I need to be sleeping. I need to be laying in bed (preferably listening to Delilah) and letting my mind drift into a dream that I'll awake to and say "what the hell?"
But here I am - searching the internet, looking for something new and interesting, waiting for something news worthy to happen. I don't know why I do this to myself. It seems as though each night I need to be sleeping, I can't and each night I can be wide awake, I am exhausted.
Maybe deep thinking about whatever I'm about to write here will tucker me out. I don't think I've ever had thoughts THAT deep, but you never know.

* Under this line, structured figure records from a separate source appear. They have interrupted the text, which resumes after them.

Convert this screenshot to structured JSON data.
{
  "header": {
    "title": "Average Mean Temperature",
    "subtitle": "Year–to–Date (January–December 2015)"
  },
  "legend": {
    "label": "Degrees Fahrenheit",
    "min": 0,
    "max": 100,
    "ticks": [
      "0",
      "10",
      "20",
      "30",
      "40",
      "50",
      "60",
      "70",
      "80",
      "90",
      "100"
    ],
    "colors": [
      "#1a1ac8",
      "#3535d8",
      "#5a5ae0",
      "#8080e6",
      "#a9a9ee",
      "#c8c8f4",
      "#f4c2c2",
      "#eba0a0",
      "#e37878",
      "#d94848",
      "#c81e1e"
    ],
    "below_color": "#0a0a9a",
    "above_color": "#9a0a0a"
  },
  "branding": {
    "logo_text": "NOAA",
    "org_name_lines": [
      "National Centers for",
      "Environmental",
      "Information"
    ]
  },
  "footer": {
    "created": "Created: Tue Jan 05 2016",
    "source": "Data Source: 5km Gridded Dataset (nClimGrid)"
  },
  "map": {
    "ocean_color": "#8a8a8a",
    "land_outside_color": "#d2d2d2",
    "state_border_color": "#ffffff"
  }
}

Classes are going well - my senior psychology class has been a struggle for me. We don't have exams, or long papers, but we discuss theories and ideas about life that I don't agree with. There are times I sit in my desk, next to my peers and bubble inside with anxiety and defensive thoughts wondering why anyone would want to take their beliefs about LIFE in that direction. The topic was the existential theory. For those that don't know, it is the idea that our lives don't hold any true meaning. We only hold meaning in our lives because we have the ability, as humans, to do so. It is what separates from animals. Those that agree with this say there is a positive side: we are able to create our own meaning through self-actualizing, and also know that true meaning is fictitious.
...I'm sorry. What? That doesn't make ANY sense. FYI, if you read about this theory it is going to sound a lot more academic and unbiased, but that is pretty much what I got from it.
Go ahead and make your own interpretations of it, but here are my overall thoughts: PISS ON THAT! Our lives hold meaning and purpose that is worth pursuing: where would we be if everyone thought this way?